The question of generative sex is also addressed by Jonathan Goldberg (see Further Reading, 1994) as part of his analysis of gender and desire in Romeo and Juliet. He argues that the play portrays non-procreative as well as procreative desire as it moves back and forth through a series of sexual substitutions that minimize both the singularity of individuals and the distinctiveness of gender. Goldberg's evaluation of gender definition in 1 and 2 Henry IV (1995) focuses on the way Hal's relationships with other men—particularly Hotspur and Falstaff—contribute to his production of himself as the legitimate heir to the English throne. Did Hal sleep with Falstaff, with Poins, or with Scroop? According to Goldberg there is no definitive answer, but it is more important to note that in the early modern era such behavior would be reprehensible only if it blurred social hierarchies and distinctions, for this was the dominant factor in determining whether sexual relations between men would be condemned or allowed.
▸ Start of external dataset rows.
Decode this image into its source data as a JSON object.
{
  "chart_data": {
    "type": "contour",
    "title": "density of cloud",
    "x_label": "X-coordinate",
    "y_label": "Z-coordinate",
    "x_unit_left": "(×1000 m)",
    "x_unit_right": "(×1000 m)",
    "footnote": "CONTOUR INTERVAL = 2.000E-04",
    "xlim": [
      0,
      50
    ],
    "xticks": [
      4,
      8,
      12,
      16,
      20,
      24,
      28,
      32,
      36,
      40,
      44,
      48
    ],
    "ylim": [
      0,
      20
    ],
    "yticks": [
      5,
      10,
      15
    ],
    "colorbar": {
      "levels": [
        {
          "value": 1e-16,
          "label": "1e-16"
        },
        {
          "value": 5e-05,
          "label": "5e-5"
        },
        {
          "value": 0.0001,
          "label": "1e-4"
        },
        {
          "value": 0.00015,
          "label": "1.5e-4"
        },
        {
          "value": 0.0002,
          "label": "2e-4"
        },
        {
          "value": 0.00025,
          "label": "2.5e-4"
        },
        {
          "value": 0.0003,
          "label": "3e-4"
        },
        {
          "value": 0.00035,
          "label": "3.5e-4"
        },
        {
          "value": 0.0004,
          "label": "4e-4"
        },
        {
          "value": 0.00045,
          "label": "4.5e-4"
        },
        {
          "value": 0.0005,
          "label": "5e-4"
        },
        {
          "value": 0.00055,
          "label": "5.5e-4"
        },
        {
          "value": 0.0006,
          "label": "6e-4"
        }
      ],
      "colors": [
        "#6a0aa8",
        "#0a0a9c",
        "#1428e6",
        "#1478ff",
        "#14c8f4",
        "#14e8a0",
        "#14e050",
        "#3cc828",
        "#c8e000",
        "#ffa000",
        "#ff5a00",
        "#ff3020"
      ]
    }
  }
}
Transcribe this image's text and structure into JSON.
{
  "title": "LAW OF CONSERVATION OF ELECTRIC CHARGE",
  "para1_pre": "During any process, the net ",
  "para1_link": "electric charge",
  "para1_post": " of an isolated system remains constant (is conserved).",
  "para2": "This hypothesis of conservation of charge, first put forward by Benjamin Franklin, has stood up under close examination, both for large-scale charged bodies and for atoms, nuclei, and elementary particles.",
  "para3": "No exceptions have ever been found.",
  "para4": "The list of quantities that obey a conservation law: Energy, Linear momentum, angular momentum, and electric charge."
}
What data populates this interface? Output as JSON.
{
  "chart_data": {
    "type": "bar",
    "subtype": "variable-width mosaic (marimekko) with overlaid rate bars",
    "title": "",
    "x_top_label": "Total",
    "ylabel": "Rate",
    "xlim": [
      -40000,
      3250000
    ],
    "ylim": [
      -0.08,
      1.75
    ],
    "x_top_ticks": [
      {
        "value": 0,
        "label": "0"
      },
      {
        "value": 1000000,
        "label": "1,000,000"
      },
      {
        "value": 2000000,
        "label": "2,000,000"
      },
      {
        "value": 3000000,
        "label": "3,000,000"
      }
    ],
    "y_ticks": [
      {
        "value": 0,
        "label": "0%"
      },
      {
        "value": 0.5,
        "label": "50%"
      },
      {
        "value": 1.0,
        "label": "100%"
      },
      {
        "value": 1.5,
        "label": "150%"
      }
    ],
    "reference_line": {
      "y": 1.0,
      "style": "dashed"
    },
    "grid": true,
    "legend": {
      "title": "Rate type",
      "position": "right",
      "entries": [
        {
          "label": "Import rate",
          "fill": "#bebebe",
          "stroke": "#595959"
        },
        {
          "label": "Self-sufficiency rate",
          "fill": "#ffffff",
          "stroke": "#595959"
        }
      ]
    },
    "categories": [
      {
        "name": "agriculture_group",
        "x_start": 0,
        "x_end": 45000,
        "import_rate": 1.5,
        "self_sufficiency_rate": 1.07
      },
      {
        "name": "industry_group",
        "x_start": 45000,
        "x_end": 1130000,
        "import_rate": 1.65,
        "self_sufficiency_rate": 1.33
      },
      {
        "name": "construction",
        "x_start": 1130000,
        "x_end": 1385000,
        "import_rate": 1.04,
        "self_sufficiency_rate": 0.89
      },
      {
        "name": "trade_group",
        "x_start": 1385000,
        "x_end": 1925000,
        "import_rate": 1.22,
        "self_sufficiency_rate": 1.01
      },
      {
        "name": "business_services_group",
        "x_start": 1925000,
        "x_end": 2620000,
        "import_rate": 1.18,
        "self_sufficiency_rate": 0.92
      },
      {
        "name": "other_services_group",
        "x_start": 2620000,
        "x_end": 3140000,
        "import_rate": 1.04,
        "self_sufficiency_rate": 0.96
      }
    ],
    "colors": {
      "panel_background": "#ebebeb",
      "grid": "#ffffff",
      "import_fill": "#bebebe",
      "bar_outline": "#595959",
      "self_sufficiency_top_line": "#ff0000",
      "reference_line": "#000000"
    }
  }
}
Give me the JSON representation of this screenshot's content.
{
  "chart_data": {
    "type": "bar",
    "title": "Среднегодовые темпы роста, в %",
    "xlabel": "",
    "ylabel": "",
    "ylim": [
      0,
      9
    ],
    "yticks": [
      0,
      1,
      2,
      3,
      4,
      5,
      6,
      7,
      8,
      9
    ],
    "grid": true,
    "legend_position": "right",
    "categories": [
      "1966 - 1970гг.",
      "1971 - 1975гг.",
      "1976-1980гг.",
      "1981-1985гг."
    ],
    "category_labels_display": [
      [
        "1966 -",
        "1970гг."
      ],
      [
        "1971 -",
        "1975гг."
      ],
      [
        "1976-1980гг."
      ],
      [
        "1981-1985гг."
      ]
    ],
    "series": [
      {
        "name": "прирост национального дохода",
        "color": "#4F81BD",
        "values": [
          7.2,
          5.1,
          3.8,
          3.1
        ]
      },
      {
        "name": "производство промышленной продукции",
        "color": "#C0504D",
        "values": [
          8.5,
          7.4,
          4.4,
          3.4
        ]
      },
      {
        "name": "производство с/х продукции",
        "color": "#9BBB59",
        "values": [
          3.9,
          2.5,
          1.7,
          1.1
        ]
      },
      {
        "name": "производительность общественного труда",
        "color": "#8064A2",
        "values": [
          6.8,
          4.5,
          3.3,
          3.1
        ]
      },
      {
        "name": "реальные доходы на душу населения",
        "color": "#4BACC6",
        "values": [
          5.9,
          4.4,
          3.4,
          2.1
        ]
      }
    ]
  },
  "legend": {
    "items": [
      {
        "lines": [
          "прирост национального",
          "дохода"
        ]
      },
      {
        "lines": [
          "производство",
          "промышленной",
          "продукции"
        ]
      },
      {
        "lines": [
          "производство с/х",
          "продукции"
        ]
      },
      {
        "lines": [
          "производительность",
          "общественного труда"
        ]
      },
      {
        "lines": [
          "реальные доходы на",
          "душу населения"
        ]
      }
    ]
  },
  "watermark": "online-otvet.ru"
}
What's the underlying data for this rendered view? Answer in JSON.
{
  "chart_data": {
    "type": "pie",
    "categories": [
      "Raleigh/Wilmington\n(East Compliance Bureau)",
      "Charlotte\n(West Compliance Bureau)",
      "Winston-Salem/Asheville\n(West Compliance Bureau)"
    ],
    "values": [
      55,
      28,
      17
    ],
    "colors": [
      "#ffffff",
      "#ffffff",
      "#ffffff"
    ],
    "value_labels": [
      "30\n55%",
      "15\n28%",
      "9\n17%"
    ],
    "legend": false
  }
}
In an evaluation of the relationship between Achilles and Patroclus in Troilus and Cressida, Woods similarly considers the issue of what is permitted between men in Shakespeare's plays, and he describes the broad range of ways in which late twentieth-century theatrical productions have highlighted homoerotic or homosexual aspects of such relationships. Smith (see Further Reading, 1991) argues that both Troilus and Cressida and Coriolanus dramatize, in explicitly sexual terms, the ambiguities involved in male bonding. He sees the reconciliation of Coriolanus and Aufidius in Act IV, scene v as an exemplary expression of the volatile connection between male aggression and male sexual desire—the clash of violent and erotic impulses that, according to Smith, occurs regularly in Shakespeare's military plays.